そうこうしてるうちになんか焦げた臭いがしたんです。コンロの火の不始末があったかなと覗いてみたけど異常はない。んん?っと振り返ると・・さっき暴言おじさんの暴投で他人様のコンロ倒した辺りが燃えてるの。木の側のちょっとした草むらに火がついてる!!迷惑かけた他人様御一行はもう帰ったようで居なかったけど、周りの人がザワザワしてた。慌ててビニール袋に水入れて掛けたりしたけどなかなか消えない。さすがに上司もこれはマズいと思ったのか帽子に水入れて走ってくるんだけど、帽子のメッシュから水が流れ落ちてほとんど意味がない。ほんとへっぽこ上司で困る。良いどれおじさんはケラケラ笑ってるし、デブは奥さん娘さんとアタフタしてる。駄目だこいつらどうにもならない。

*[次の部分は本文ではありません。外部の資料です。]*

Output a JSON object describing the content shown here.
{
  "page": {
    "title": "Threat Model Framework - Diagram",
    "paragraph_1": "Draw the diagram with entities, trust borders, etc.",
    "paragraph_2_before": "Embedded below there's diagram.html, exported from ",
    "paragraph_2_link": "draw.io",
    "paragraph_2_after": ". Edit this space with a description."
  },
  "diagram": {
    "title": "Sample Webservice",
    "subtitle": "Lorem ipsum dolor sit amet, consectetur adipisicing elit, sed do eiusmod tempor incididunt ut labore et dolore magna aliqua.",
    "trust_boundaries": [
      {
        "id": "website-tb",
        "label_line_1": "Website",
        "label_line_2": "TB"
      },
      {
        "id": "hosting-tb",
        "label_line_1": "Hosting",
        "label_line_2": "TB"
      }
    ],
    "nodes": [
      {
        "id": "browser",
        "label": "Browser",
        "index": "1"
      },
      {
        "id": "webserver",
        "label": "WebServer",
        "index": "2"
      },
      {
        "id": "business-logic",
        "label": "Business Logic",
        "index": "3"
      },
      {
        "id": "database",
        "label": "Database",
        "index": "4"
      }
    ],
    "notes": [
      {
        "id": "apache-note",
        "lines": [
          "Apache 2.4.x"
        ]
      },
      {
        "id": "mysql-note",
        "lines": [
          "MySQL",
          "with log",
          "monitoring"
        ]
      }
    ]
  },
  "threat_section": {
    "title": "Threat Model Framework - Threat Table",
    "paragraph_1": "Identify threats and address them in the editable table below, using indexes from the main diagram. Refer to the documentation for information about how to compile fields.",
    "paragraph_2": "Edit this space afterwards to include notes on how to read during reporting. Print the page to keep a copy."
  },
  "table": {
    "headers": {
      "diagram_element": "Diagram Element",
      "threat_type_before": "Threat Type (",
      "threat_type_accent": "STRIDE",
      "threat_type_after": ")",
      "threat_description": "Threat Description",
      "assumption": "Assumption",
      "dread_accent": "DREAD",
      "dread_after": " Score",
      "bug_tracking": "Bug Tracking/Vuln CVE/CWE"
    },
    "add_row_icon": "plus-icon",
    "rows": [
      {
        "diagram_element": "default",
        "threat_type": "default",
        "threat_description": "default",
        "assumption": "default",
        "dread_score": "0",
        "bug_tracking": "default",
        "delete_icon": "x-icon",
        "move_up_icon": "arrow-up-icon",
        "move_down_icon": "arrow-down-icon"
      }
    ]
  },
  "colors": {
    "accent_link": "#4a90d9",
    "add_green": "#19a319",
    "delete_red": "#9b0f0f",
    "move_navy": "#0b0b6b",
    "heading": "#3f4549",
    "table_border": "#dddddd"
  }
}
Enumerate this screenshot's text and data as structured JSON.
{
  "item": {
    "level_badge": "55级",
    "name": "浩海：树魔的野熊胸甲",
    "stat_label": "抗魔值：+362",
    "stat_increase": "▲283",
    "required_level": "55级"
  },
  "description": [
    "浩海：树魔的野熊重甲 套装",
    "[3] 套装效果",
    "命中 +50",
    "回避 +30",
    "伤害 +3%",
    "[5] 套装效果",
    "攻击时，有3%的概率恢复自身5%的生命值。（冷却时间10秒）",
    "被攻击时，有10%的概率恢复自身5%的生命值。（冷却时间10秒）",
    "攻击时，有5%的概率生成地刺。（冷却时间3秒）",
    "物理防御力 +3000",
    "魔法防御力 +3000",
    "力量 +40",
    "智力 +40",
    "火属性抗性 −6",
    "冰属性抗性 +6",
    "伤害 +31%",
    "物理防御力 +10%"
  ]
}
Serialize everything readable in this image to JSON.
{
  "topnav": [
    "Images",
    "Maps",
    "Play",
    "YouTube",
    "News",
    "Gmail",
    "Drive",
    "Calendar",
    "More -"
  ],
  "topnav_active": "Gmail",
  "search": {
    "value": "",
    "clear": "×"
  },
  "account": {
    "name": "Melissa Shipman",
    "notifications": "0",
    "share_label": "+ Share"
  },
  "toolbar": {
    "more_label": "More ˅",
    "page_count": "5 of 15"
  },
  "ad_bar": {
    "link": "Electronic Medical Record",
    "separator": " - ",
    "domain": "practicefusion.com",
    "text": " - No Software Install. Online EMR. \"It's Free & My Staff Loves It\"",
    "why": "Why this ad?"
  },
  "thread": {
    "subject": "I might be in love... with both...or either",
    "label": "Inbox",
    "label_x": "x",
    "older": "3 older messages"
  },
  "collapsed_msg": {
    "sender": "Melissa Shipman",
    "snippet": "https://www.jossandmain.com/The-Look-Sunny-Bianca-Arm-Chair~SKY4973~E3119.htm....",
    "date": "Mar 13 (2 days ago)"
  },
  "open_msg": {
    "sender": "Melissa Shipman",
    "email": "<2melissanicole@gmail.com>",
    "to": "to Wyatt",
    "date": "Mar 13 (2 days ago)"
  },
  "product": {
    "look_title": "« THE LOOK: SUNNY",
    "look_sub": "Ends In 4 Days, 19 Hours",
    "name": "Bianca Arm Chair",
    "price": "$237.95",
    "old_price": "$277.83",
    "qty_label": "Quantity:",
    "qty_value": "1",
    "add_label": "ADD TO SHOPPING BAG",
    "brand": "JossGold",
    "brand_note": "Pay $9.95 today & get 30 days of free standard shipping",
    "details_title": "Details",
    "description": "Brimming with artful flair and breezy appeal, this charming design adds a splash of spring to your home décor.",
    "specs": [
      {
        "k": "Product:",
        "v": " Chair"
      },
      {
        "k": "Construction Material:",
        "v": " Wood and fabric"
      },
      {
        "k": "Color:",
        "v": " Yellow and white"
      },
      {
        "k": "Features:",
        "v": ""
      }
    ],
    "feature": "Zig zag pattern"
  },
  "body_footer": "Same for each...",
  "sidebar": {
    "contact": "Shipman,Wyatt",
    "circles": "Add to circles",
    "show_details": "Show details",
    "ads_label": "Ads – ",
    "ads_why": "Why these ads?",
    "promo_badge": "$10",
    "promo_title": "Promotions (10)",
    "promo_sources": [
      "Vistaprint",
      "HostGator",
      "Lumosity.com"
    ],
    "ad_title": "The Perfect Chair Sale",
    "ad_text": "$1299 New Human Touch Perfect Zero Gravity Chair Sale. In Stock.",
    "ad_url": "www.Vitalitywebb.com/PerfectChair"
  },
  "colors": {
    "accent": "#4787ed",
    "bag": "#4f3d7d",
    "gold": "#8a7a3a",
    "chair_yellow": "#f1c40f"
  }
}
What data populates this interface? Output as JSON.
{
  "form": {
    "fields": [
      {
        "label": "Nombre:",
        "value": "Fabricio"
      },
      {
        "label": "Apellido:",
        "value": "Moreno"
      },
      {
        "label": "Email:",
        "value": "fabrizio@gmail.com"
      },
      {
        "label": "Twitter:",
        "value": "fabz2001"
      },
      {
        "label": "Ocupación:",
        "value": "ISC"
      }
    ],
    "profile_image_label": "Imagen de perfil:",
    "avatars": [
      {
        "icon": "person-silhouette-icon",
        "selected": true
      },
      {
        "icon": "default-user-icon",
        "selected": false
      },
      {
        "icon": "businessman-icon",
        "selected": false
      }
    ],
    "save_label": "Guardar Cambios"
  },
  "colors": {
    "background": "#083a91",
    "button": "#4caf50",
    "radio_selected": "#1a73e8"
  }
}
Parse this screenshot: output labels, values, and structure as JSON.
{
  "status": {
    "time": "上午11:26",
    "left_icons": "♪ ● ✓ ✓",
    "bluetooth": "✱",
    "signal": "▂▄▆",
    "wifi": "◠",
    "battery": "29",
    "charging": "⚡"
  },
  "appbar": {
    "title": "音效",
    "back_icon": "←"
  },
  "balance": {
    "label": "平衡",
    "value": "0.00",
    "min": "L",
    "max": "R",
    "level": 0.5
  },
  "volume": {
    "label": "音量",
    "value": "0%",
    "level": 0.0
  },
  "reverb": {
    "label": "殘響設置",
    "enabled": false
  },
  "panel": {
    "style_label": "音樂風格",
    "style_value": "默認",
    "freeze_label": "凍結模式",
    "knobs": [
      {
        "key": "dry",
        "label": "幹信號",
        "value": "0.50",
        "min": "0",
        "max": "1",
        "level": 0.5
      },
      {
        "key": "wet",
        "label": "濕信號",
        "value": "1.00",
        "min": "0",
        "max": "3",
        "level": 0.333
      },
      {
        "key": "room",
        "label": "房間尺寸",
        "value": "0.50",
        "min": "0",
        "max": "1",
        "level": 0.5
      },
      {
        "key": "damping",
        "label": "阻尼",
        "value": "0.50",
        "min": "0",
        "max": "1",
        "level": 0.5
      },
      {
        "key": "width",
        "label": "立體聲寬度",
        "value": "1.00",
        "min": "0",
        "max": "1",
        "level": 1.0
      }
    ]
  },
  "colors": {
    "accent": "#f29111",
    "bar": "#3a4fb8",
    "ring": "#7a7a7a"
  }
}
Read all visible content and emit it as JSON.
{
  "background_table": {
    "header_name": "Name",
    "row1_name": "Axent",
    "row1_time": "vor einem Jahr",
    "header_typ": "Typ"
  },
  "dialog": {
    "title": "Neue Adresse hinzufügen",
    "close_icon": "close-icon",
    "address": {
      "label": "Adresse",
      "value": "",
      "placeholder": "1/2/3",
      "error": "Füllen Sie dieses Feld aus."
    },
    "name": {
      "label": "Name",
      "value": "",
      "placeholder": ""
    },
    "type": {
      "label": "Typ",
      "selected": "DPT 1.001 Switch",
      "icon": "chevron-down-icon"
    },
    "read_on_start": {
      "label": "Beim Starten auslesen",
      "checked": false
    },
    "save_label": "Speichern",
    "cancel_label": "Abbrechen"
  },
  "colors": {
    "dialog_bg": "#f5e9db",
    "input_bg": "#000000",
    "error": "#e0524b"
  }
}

結局タオルを水に濡らしてバシバシしたり踏みつけたりで沈下したんだけど、たたみ半畳分くらいの焦げ跡になったという。初秋だからまだ良かったけど冬の枯れ葉とかだったら大事件なってましたよ。

僕たちは何ごともなかったように無表情で片付けをしてその場を後にしました。その翌年からこの公園ではバーベキューが禁止となってしまったが、その原因が僕たちではないことを心から願っている。
やめて、そんな目で僕を見ないで下さい。

ちなみに出火の原因ですが。
他人様の倒れたコンロを片付けた時、僕は手早く済ませようとパパッと散らばった炭だの食材だの集めたんですけど、草むらの方に転がった炭を1個見逃してたようです。芝生から草むらにかけてじっくりと火が付いてったんでしょうね。まあ犯人はsakoってことです。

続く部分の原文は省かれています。